The seventh International Indigenous Librarians’ Forum will take place April 4-7, 2011 and will be held in Karasjok in the norwegian part of Sàpmi at the Sami Parliament, located in Norway.
The forum theme is ” Indigenous wisdom and communication.” Proposals for papers must be submitted by November 30th 2010 to: email@example.com
McNally Robinson Bookstore, in Saskatoon, is hosting a launch of two CDs from Saskatoon’s own Singer/Songwriter Becky Thomas.
Miracles of the North is devoted entirely to the stories surrounding the people of Tsay Keh Dene, whose very existence was threatened in 1968 with the construction of the W.A.C. Bennett dam. Sacred Ground includes a Cherokee rendition of “How Great Thou Art”, and her own melody added to make a “Native Lord’s Prayer”.
The Circle of Learning program is offering a scholarship opportunity available to American Indians and Alaska Natives who want to earn a fully online ALA-accredited Master of Library and Information Science (MLIS) degree. Students need to be admitted to the School’s MLIS program before being considered for scholarship funding and applications are being accepted now and up to March 31, 2011.
For application information see here.
For details regarding eligibility and applications materials see here.
To contact Heather Devine, the Circle of Learning Project Manager contact firstname.lastname@example.org.
To learn more about the American Indian Library Association and its initiatives to improve library and information services for American Indians see here.
Earlier this month the Edwards School of Business, University of Saskatchewan, and the Aboriginal Financial Officers (AFOA) of Canada signed an agreement indicating their intent to work together to establish academic programs that will be delivered by the Edwards School to support Aboriginal people. The agreement gives students with an Aboriginal Financial Management (AFM) diploma from the (AFOA) the option of entering the BComm program at the University of Saskatchewan with advanced standing, meaning it will take them less time to finish their BComm degree.
The Native Women’s Association of Canada is profoundly saddened by the passing of Patricia (Trish) Monture, who died on November 17, 2010 in Saskatoon, Saskatchewan. Trish will be remembered in our hearts as a dedicated and passionate Haudenosaunee activist, mother, writer, educator and mentor. She was an inspiration to many young people, faculty members, lawyers, and to many First Nations. Patricia led the way with her writings on Indigenous theory, intersectional theory, governance, law, and social and political inequality.
Assembly of First Nations National Chief Shawn A-in-chut Atleo congratulates Order of Canada recipient Joan Glode, a member of the Mi’kmaq First Nation of Acadia. Joan Glode is the Executive Director of Mi’kmaw Family and Children’s Services, which supports 13 First Nations communities, and the Vice-President of the First Nations Child and Family Caring Society. She also lends her support and expertise to the Halifax Mi’kmaq Native Friendship Center and the Native Mental Health Association of Canada.
She was the first Mi’kmaq woman in Nova Scotia to receive a Master of Social Work degree and in 2009, she received a National Aboriginal Achievement Award.
The Winnipeg Aboriginal Film Festival (WAFF) opened Wednesday, November 24th and runs to Sunday, November 28th; it is packed with guests, educational events and more than 40 new indigenous films (about 10 features and more than 30 shorts) from Canada and the world.
Screenings take place at the University of Winnipeg’s Eckhardt-Gramatté Hall and Cinematheque. The gathering is the third-largest showcase of aboriginal cinema in North America, according to Coleen Rajotte WAFF artistic director, after Toronto’s ImagineNATIVE and the San Francisco fest.
The Métis Nation of Ontario will receive more than $30M through the federal Aboriginal Skills and Employment Training Strategy, which was announced on Monday November 22, 2010 by Shelly Glover, parliamentary secretary to the Minister of Indian Affairs and Northern Development.
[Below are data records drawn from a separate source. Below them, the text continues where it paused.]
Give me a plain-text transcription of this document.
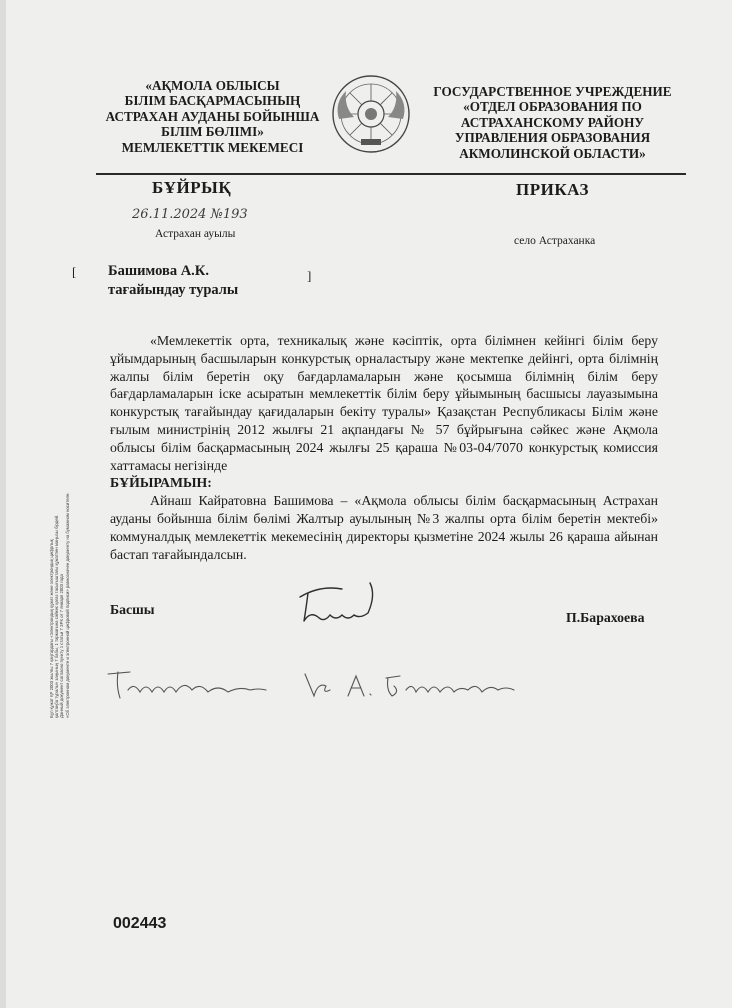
«АҚМОЛА ОБЛЫСЫ
БІЛІМ БАСҚАРМАСЫНЫҢ
АСТРАХАН АУДАНЫ БОЙЫНША
БІЛІМ БӨЛІМІ»
МЕМЛЕКЕТТІК МЕКЕМЕСІ
ГОСУДАРСТВЕННОЕ УЧРЕЖДЕНИЕ
«ОТДЕЛ ОБРАЗОВАНИЯ ПО
АСТРАХАНСКОМУ РАЙОНУ
УПРАВЛЕНИЯ ОБРАЗОВАНИЯ
АКМОЛИНСКОЙ ОБЛАСТИ»
БҰЙРЫҚ	ПРИКАЗ
26.11.2024 №193
Астрахан ауылы
село Астраханка
[ Башимова А.К.
тағайындау туралы
]

«Мемлекеттік орта, техникалық және кәсіптік, орта білімнен кейінгі білім беру ұйымдарының басшыларын конкурстық орналастыру және мектепке дейінгі, орта білімнің жалпы білім беретін оқу бағдарламаларын және қосымша білімнің білім беру бағдарламаларын іске асыратын мемлекеттік білім беру ұйымының басшысы лауазымына конкурстық тағайындау қағидаларын бекіту туралы» Қазақстан Республикасы Білім және ғылым министрінің 2012 жылғы 21 ақпандағы № 57 бұйрығына сәйкес және Ақмола облысы білім басқармасының 2024 жылғы 25 қараша №03-04/7070 конкурстық комиссия хаттамасы негізінде

БҰЙЫРАМЫН:

Айнаш Кайратовна Башимова – «Ақмола облысы білім басқармасының Астрахан ауданы бойынша білім бөлімі Жалтыр ауылының №3 жалпы орта білім беретін мектебі» коммуналдық мемлекеттік мекемесінің директоры қызметіне 2024 жылы 26 қараша айынан бастап тағайындалсын.

Басшы
П.Барахоева
Бұл құжат ҚР 2003 жылғы 7 қаңтардағы «Электрондық құжат және электрондық цифрлық қолтаңба туралы» заңының 7 бабы, 1 тармағына сәйкес қағаз тасығыштағы құжатпен маңызы бірдей. Данный документ согласно пункту 1 статьи 7 ЗРК от 7 января 2003 года «Об электронном документе и электронной цифровой подписи» равнозначен документу на бумажном носителе.
002443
The Métis Nation of Ontario (MNO) will design and deliver employment programs and services for Aboriginal Peoples in Ontario, helping people secure jobs and aboriginal youth return to school or find work.
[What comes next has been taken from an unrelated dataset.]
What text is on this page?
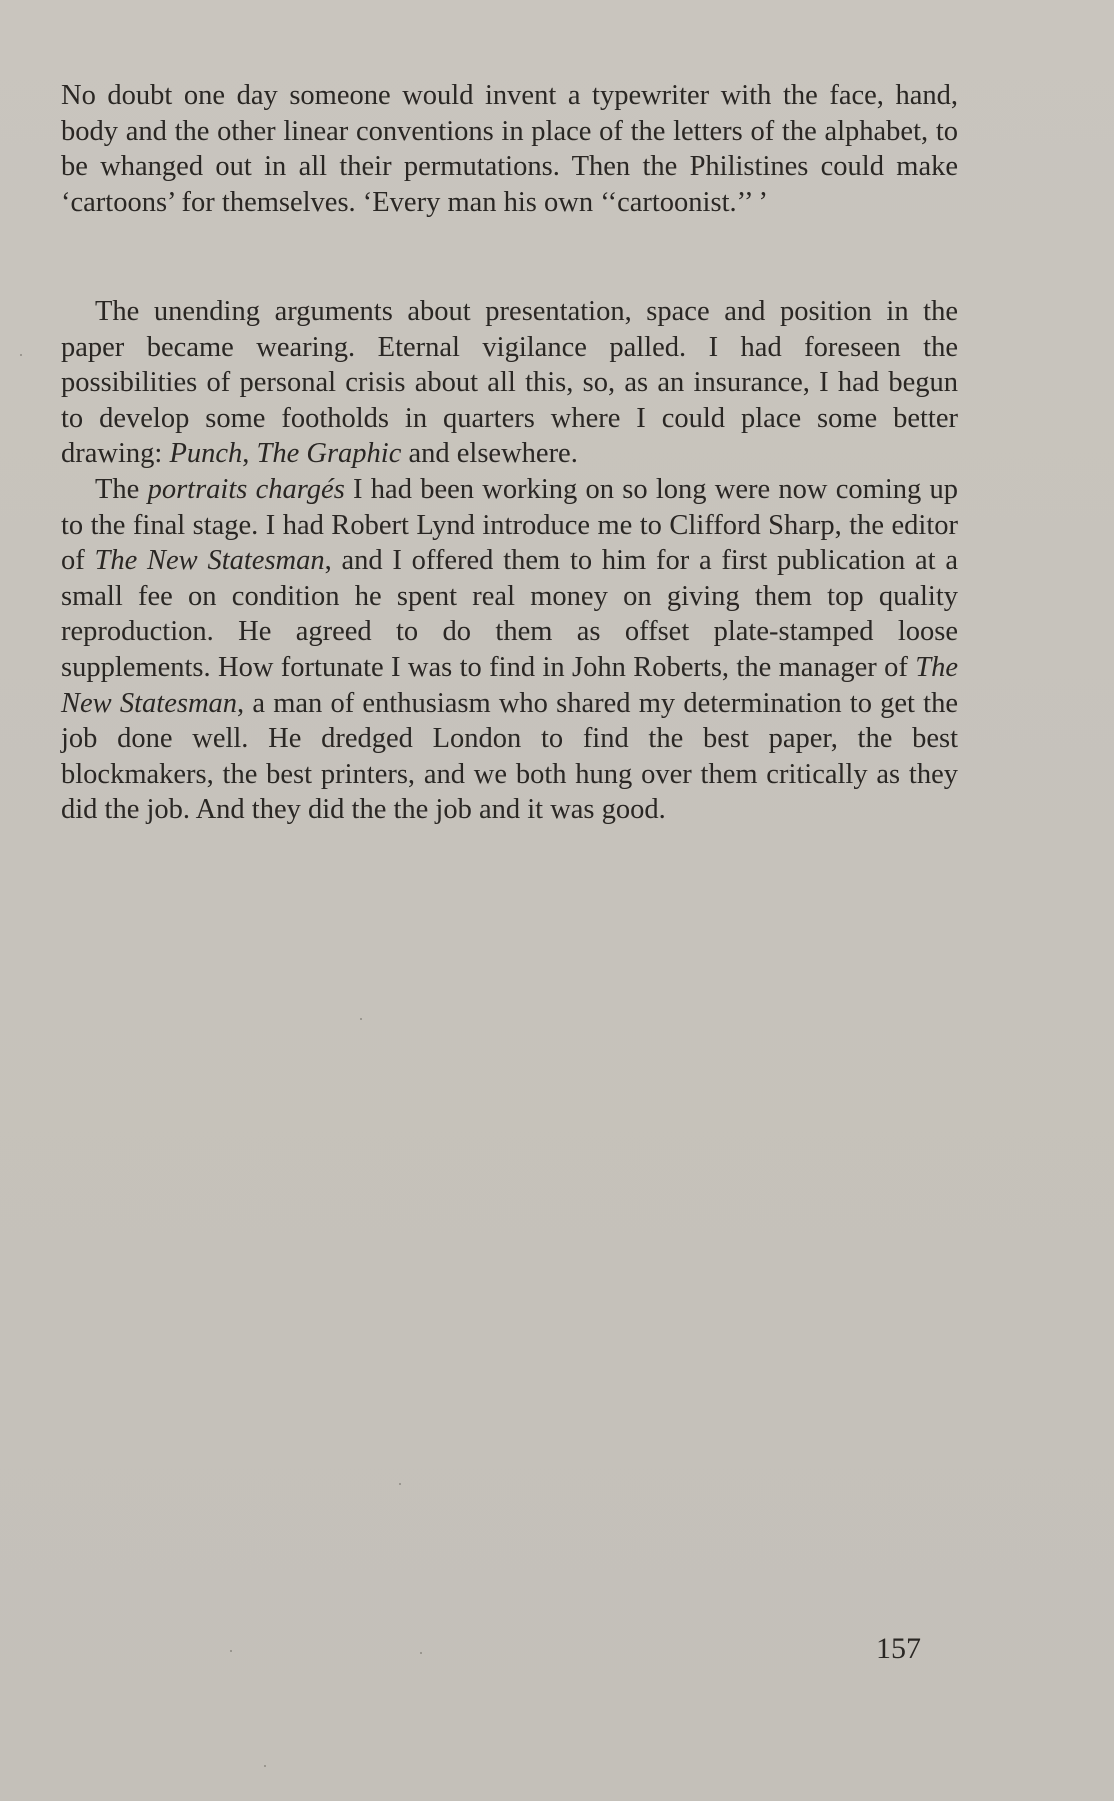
No doubt one day someone would invent a typewriter with the face, hand, body and the other linear conventions in place of the letters of the alphabet, to be whanged out in all their permutations. Then the Philistines could make ‘cartoons’ for themselves. ‘Every man his own ‘‘cartoonist.’’ ’

The unending arguments about presentation, space and position in the paper became wearing. Eternal vigilance palled. I had foreseen the possibilities of personal crisis about all this, so, as an insurance, I had begun to develop some footholds in quarters where I could place some better drawing: Punch, The Graphic and elsewhere.

The portraits chargés I had been working on so long were now coming up to the final stage. I had Robert Lynd introduce me to Clifford Sharp, the editor of The New Statesman, and I offered them to him for a first publication at a small fee on condition he spent real money on giving them top quality reproduction. He agreed to do them as offset plate-stamped loose supplements. How fortunate I was to find in John Roberts, the manager of The New Statesman, a man of enthusiasm who shared my determination to get the job done well. He dredged London to find the best paper, the best blockmakers, the best printers, and we both hung over them critically as they did the job. And they did the the job and it was good.

157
While there is still work to be done on preparing the third integrated plan (IP3), it appears Aboriginal initiatives and research will be the top priorities for the University of Saskatchewan in 2012-16. Brett Fairbairn, University Provost and Vice-President Academic stated that, “Aboriginal initiatives and research-related initiatives stand out together ahead of all the others.” He also pointed out that all planning is guided by the University’s strategic directions and foundational documents.
Tono is a visually brilliant dance and live music creation that connects the world Indigenous cultures of Canada, Mongolia and China. The production is the winner of the 2010 Dora Mavor Moore Award for excellence in the performing arts. They will be performing in Whitehorse at the Yukon Arts Centre on Nov. 24 and 25, 2010 and in Banff, Alberta in the Margaret Greenham Theatre, at The Banff Centre on Nov. 27 and 28, 2010.